9/10/07

Borja

Como entonces, salté de la cama. En aquel desvelo crudo, tan real, tan gris, salí descalza, abrí el balcón y salté a la logia. Allí estaba Borja, envuelto en el abrigo, pálido, mirándome. Se fumaba el último Murati.

Los arcos de la logia recortaban la bruma de un cielo apenas iluminado por la luz naciente tras las montañas, donde aún dormían los carboneros.

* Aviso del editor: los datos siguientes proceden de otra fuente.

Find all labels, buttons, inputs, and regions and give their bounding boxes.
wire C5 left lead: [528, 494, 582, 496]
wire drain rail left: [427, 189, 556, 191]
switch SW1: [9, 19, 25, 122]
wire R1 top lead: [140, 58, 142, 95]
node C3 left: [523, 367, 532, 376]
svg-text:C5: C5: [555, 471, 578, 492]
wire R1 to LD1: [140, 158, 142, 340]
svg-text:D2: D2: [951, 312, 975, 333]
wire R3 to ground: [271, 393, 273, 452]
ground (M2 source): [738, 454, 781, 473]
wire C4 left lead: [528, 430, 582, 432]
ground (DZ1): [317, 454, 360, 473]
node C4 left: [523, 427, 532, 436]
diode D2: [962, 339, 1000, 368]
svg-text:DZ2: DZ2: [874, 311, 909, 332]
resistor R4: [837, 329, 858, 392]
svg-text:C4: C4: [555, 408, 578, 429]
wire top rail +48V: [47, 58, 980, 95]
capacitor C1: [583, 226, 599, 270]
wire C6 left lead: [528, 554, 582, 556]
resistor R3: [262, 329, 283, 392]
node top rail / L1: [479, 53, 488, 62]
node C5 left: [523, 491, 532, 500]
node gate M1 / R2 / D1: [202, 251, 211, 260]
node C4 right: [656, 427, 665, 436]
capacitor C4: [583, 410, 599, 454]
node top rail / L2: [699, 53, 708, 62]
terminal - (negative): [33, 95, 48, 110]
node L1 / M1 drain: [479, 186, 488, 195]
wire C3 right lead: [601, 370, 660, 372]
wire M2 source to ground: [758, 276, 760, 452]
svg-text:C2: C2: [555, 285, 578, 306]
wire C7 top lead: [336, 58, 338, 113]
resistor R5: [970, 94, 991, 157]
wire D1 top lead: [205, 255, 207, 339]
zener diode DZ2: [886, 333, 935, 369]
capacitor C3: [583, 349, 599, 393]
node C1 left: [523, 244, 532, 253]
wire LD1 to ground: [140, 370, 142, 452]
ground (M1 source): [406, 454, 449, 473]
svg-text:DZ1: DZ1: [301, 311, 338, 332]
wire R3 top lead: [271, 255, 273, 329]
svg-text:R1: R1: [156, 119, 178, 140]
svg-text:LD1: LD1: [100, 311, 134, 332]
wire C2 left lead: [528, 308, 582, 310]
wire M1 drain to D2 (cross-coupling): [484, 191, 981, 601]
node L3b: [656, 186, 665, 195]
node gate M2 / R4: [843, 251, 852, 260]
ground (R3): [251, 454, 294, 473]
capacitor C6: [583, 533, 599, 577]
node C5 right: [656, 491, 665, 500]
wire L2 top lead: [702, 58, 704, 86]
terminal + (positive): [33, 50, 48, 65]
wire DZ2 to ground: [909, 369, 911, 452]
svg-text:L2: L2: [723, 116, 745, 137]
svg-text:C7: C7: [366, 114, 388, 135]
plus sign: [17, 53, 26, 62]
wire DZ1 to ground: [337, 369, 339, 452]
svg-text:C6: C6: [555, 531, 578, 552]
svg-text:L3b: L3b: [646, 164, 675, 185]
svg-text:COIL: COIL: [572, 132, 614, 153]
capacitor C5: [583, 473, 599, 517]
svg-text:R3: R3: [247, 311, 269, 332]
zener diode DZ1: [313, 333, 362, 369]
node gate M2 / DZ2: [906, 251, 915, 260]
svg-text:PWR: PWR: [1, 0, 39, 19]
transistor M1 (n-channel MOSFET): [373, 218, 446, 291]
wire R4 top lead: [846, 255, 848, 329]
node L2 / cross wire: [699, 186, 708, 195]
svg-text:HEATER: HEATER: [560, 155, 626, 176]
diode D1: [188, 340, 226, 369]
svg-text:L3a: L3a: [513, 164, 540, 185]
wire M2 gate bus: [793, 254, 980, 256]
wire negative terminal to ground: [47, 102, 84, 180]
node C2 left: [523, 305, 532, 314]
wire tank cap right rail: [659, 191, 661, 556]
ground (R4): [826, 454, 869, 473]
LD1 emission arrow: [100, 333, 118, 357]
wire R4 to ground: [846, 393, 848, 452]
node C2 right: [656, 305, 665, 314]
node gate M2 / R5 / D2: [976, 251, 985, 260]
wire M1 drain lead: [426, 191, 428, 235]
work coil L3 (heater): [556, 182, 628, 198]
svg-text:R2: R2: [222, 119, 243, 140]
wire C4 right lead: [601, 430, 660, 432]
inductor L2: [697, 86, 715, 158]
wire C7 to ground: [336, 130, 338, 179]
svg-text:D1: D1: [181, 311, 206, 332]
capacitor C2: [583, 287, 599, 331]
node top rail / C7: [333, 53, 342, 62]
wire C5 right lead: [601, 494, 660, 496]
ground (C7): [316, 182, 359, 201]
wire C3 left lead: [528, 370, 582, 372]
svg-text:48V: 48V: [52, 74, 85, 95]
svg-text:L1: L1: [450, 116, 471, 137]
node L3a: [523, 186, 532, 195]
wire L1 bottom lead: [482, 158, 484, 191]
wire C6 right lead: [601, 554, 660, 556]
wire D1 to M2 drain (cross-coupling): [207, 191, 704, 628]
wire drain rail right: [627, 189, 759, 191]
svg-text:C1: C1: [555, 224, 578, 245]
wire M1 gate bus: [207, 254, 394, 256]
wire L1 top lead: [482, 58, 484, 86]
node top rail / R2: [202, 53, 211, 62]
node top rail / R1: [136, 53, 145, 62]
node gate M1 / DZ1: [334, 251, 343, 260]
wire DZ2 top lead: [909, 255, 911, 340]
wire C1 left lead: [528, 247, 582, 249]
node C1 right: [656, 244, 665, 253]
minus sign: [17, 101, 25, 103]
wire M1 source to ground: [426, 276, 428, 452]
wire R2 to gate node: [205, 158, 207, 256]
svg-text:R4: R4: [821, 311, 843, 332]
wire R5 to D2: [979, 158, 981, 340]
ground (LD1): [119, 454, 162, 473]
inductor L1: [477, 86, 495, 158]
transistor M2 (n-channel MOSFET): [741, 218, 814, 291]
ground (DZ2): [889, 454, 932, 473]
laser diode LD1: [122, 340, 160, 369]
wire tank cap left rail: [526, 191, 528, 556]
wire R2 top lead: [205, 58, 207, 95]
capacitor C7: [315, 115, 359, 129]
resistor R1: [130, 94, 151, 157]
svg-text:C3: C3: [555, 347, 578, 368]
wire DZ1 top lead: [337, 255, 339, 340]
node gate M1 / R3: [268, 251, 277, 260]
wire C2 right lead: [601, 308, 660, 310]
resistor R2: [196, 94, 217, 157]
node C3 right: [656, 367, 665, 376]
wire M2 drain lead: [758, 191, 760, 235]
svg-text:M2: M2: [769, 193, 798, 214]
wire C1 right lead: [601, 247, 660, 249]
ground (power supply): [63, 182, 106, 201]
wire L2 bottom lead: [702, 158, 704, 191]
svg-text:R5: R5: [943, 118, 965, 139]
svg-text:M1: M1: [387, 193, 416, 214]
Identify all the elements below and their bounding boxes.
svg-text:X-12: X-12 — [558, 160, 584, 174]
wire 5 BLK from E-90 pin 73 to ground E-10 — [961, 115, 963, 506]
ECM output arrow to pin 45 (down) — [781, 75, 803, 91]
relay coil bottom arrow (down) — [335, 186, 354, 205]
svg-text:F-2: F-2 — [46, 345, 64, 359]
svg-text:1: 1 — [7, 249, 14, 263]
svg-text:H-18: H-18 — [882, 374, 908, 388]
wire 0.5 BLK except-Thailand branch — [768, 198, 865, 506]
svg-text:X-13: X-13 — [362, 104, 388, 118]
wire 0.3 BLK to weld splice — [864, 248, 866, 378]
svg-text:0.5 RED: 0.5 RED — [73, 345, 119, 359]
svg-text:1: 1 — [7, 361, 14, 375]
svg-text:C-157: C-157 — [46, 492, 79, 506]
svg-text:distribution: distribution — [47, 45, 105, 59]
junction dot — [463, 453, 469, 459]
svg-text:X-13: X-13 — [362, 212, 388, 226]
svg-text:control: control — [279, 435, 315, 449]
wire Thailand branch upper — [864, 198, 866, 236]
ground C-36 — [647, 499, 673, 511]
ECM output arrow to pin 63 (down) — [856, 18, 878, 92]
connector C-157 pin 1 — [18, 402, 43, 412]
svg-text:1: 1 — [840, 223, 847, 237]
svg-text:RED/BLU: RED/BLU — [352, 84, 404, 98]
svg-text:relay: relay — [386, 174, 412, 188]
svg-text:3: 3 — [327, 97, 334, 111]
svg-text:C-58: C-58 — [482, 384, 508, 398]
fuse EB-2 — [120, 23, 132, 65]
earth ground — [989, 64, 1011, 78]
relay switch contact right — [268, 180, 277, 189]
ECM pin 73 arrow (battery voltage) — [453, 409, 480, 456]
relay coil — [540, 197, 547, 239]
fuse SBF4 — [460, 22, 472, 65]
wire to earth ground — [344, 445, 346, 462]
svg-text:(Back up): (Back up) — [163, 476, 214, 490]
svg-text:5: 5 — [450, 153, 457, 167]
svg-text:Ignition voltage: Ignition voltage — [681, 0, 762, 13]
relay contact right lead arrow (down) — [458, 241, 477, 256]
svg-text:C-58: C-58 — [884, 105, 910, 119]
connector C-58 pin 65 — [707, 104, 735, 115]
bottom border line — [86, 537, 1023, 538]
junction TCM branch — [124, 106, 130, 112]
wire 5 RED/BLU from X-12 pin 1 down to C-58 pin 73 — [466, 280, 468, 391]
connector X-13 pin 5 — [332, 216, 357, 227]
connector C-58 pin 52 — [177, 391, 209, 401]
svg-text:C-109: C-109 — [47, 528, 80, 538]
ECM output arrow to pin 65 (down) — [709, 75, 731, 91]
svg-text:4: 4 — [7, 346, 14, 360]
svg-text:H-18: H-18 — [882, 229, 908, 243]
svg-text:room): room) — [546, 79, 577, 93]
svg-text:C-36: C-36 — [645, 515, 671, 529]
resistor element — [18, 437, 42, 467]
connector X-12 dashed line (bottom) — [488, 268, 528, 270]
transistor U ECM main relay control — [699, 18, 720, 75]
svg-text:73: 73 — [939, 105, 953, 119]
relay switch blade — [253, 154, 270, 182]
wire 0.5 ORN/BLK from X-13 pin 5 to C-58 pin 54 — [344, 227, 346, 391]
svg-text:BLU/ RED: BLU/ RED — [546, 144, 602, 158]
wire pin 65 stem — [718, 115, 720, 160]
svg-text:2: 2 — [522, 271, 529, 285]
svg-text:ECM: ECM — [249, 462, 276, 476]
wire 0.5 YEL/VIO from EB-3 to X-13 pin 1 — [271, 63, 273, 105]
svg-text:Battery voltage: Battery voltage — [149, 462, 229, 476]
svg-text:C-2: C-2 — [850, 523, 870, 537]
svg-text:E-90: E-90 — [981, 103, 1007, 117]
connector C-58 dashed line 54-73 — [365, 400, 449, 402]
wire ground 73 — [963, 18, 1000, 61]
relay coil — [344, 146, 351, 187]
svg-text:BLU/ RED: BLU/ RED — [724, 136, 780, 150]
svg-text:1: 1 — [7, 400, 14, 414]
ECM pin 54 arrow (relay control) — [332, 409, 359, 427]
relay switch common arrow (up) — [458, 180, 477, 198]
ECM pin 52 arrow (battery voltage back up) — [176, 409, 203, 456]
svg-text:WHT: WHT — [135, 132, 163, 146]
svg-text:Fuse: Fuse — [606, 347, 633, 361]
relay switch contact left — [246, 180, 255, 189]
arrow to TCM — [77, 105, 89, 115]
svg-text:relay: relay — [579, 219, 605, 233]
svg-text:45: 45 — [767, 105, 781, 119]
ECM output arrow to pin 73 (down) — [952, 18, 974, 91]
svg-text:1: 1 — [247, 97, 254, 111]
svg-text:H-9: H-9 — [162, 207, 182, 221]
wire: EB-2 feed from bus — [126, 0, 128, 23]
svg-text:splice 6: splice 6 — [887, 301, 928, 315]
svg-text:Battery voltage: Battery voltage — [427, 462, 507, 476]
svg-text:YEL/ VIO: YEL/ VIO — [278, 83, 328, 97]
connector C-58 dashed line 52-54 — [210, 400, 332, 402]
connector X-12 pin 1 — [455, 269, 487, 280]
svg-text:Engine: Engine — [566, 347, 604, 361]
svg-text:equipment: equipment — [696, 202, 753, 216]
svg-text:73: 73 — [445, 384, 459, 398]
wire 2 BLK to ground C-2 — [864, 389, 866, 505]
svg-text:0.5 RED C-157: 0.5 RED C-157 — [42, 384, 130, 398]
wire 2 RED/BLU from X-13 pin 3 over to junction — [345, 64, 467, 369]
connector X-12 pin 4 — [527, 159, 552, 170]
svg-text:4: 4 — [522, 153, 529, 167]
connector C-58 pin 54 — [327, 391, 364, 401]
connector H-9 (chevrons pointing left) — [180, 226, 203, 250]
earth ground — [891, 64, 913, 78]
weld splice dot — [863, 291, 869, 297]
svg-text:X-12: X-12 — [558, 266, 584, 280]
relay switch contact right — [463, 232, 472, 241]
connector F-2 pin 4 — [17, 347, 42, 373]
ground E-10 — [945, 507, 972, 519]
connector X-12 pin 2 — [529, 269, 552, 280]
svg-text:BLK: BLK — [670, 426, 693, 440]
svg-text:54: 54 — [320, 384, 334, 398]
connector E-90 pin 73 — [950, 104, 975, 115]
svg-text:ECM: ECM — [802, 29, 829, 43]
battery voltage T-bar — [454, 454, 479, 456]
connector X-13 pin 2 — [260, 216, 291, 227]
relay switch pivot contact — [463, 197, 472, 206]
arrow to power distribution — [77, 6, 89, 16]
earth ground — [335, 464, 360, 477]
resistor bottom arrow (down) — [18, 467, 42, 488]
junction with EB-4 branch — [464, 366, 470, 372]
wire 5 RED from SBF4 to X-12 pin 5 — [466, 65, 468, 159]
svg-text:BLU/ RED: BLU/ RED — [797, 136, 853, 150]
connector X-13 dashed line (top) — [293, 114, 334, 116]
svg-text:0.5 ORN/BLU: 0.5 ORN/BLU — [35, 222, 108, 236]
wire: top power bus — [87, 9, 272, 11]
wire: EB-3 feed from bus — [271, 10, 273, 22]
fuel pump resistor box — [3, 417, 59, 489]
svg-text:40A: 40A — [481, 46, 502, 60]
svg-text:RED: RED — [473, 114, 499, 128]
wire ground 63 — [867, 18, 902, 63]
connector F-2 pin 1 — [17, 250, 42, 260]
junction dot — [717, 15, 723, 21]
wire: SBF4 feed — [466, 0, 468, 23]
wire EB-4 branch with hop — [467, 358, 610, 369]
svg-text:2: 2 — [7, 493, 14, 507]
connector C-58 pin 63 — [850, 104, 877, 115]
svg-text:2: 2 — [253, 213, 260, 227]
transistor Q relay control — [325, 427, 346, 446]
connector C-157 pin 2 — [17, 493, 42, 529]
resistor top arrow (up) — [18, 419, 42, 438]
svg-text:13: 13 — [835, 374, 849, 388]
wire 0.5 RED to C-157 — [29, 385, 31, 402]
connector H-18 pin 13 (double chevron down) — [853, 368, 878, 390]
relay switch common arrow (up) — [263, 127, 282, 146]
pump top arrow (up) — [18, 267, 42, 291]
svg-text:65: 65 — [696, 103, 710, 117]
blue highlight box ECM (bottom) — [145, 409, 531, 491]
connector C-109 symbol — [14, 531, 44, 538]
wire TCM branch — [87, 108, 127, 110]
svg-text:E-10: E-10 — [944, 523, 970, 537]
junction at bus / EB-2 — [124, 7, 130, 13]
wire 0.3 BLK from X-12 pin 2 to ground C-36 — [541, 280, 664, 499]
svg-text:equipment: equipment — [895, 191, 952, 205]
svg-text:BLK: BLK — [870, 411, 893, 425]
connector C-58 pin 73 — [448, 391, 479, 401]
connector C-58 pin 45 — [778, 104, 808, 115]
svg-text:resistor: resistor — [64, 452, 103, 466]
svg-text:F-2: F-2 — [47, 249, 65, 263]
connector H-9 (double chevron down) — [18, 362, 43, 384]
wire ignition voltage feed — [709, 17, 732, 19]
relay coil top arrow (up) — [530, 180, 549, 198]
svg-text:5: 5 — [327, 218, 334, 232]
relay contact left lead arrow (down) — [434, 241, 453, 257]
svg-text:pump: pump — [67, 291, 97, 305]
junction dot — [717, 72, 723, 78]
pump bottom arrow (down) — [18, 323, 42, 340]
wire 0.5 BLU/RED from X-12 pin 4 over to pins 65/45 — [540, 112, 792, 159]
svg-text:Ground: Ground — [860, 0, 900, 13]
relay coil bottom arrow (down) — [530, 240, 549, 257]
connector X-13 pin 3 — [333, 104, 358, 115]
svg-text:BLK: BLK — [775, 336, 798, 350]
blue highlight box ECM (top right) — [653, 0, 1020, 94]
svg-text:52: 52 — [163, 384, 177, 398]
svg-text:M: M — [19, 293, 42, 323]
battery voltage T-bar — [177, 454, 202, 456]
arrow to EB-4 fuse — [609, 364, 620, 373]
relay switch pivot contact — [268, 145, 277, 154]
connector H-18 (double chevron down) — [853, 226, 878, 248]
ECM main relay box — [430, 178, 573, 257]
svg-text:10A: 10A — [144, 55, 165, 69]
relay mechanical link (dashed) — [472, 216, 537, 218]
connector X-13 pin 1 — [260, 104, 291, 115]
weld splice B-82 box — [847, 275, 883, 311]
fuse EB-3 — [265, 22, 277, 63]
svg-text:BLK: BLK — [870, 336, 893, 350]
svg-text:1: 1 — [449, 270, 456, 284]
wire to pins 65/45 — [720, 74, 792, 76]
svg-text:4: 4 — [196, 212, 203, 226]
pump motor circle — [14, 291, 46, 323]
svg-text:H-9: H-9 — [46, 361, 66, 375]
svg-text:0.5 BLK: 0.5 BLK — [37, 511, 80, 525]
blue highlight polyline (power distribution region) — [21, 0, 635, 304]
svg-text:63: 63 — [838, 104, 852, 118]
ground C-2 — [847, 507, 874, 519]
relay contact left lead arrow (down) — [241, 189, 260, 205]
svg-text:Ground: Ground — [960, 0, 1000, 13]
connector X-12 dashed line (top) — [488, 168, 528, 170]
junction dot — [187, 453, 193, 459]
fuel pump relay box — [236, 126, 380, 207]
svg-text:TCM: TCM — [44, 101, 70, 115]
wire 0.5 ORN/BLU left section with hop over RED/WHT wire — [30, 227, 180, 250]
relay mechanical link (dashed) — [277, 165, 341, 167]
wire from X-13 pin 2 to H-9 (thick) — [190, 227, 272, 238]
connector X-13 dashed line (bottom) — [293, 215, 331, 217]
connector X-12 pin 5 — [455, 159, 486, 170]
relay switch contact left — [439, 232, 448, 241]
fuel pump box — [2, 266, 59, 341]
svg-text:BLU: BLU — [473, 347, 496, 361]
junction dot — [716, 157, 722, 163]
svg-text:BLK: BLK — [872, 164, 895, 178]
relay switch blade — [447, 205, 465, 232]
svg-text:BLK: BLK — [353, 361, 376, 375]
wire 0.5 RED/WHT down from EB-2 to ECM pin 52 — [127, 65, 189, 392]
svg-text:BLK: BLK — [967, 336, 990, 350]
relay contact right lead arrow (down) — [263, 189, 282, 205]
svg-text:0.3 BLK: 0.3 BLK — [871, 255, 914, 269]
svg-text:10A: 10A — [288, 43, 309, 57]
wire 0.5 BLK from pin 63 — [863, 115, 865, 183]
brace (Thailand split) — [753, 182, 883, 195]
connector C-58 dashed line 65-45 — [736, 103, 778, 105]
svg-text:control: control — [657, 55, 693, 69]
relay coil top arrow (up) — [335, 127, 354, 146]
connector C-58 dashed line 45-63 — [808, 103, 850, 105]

Borja tiró el cigarrillo al suelo y fuimos el uno hacia el otro, como empujados, y nos abrazamos. Él empezó a llorar, a llorar, ¿cómo se puede llorar de esa forma? Pero yo no podía (era un castigo, porque él siempre aborreció a Manuel. Pero yo, ¿acaso no le amaba?). Estaba rígida, helada, apretándole contra mí. Sentí sus lágrimas cayéndome cuello abajo, metiéndose por el pijama. Miré al jardín y detrás de los cerezos descubrí la higuera, que, a aquella luz, parecía blanca. Allí estaba el gallo de Son Major, con sus coléricos ojos, como dos botones de fuego. Alzado y resplandeciente como un puñado de cal, y gritando –amanecía– su horrible y estridente canto, que clamaba, quizá –qué se yo– por alguna misteriosa causa perdida.